Esso domina le nostre vite come una vera e propria forma pagana di
idolatria. L’ideale seduttivo dell’auto-generazione vorrebbe negare ogni
debito, ogni provenienza dall’Altro nutrendo la credenza folle dell’Io
che basta a se stesso.
Tuttavia, il mito di Narciso non si limita a
mostrare la potenza seduttiva dell’illusione di farsi un nome da sé, ma
ne evidenzia anche il rischio mortale. Narciso vorrebbe cancellare la
distanza che lo separa da se stesso, reintegrare il suo doppio che vede
riflesso, negare quella divisione che attraversa tutti noi impedendoci
di credere troppo al nostro Io. Nessuno di noi, infatti — salvo i grandi
paranoici — può pensare di coincidere perfettamente con l’Io che crede
di essere. Nel tentativo di realizzare questa coincidenza, Narciso perde
la sua vita. Per questa ragione Lacan ha messo in evidenza il carattere
profondamente suicidario del narcisismo umano: idolatrando la propria
immagine, perseguendo il sogno onnipotente di cancellare l’alterità, il
sogno di Narciso naufraga nell’abisso oscuro delle acque. Credere di
essere un Io è, infatti, la malattia umana per eccellenza, la follia più
grande, la forma più subdola e pericolosa di idolatria. Se la modernità
ha segnato il tempo della giusta emancipazione dell’Io dagli
oscurantismi irrazionali della superstizione, se la voce di Kant ha
definito la stagione dei lumi come l’uscita necessaria dell’uomo dal suo
stato di minorità, l’epoca ipermoderna, quella in cui viviamo, non ha
forse trasformato l’Io stesso in un nuovo idolo pagano, altrettanto
superstizioso di quelli che la ragione critica dell’illuminismo ha
smascherato nella loro impostura? Bisognerebbe forse rileggere in questa
luce un testo di immutata attualità com’è la Dialettica
dell’illuminismo di Adorno e Horkheimer per cogliere sino in fondo la
portata di questo ribaltamento epocale: l’Io si emancipa dalle ombre
della superstizione religiosa per trasformarsi esso stesso in un’ombra
altrettanto inquietante. Lacan lo diceva a suo modo: il problema non è
più quello di distinguere la preda dall’ombra, di emanciparsi
dall’ombra, ma di essere tutti noi prede della nostra stessa ombra.

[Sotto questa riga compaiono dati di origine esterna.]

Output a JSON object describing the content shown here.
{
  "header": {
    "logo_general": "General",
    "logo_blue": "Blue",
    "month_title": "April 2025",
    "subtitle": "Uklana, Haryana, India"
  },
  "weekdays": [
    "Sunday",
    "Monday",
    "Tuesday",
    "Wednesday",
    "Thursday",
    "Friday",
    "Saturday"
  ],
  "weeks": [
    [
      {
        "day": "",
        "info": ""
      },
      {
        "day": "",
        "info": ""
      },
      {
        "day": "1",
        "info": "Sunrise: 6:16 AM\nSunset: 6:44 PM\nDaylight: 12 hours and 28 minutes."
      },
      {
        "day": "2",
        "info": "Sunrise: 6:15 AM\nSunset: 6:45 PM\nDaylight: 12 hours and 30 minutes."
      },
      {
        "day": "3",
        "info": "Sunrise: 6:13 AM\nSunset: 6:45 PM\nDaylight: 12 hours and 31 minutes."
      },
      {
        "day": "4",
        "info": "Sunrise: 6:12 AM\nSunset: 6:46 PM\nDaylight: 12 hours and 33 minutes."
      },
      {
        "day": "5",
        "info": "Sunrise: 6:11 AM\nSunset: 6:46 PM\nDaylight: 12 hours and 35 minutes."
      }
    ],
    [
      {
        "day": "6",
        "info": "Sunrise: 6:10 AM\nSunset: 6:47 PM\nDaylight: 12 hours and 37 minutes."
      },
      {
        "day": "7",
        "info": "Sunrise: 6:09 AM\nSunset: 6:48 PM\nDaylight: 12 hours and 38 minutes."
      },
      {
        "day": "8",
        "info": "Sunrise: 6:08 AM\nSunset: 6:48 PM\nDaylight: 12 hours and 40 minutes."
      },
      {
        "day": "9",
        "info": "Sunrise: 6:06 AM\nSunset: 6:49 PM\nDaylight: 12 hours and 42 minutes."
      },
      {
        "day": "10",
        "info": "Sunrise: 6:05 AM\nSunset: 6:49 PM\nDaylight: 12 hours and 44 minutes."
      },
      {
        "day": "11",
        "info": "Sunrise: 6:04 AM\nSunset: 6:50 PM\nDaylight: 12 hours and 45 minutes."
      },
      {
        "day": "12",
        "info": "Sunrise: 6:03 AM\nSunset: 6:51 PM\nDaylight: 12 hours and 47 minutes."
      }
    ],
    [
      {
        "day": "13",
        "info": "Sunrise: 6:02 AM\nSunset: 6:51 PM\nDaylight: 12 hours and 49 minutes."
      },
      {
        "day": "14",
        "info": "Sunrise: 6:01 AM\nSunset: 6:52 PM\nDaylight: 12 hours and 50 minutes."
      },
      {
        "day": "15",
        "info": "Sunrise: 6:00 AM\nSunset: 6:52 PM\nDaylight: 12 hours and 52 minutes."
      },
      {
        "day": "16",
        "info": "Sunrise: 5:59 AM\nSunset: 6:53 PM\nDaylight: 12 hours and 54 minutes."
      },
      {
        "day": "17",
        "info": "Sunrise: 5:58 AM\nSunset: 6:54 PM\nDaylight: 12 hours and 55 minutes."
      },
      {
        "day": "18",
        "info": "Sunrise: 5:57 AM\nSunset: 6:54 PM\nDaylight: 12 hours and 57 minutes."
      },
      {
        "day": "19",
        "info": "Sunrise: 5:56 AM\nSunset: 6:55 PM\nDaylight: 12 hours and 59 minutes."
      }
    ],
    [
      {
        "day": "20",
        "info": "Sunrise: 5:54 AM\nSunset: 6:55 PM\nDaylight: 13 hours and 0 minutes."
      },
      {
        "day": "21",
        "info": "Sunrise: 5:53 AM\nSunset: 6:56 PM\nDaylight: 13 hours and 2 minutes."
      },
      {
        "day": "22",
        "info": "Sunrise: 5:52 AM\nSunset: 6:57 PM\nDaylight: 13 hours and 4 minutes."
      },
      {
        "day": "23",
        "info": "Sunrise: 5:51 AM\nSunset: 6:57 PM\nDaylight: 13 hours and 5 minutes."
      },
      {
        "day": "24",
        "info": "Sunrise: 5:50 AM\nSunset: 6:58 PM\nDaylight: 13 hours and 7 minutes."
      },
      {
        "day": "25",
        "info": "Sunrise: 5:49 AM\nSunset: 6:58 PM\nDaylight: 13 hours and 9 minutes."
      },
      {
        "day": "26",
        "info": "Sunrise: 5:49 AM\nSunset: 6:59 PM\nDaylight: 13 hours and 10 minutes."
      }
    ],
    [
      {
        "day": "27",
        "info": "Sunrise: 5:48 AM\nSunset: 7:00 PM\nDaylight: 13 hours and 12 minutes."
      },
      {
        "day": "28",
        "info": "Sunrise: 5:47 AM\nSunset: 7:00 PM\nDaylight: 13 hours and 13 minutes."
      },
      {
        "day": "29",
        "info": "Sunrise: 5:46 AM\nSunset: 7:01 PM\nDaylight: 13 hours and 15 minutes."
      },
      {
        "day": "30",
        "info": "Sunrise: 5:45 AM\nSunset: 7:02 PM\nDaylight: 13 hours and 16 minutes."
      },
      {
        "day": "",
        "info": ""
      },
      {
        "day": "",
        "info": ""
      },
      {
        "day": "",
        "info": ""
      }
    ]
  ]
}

Narciso è l’ombra spessa di cui l’uomo ipermoderno è preda. La sua
passione furiosa, la sua superbia capricciosa, vorrebbe annullare lo
scarto che lo separa da se stesso negando ogni forma di dipendenza
dall’Altro. Questa è la sua follia mortale che il nostro tempo ha
elevato ad una sorta di nuovo comandamento sociale. Senza dimenticare
però che le forme forse più nocive del narcisismo sono quelle passive,
della falsa umiltà, del rigetto dell’ambizione, della vita schiva, ma
avvelenata. Si tratta, in realtà, solo del retro di una stessa medaglia:
lo sguardo torvo del risentito — scolpito magistralmente da Nietzsche
ne La genealogia della morale — odia la vita capace di realizzarsi
invocando l’umiltà e il nascondimento solo come segni grigi della sua
impotenza rabbiosa. In essa dimora più che mai lo spettro narcisistico
che anima, al suo fondo, ogni forma di invidia umana.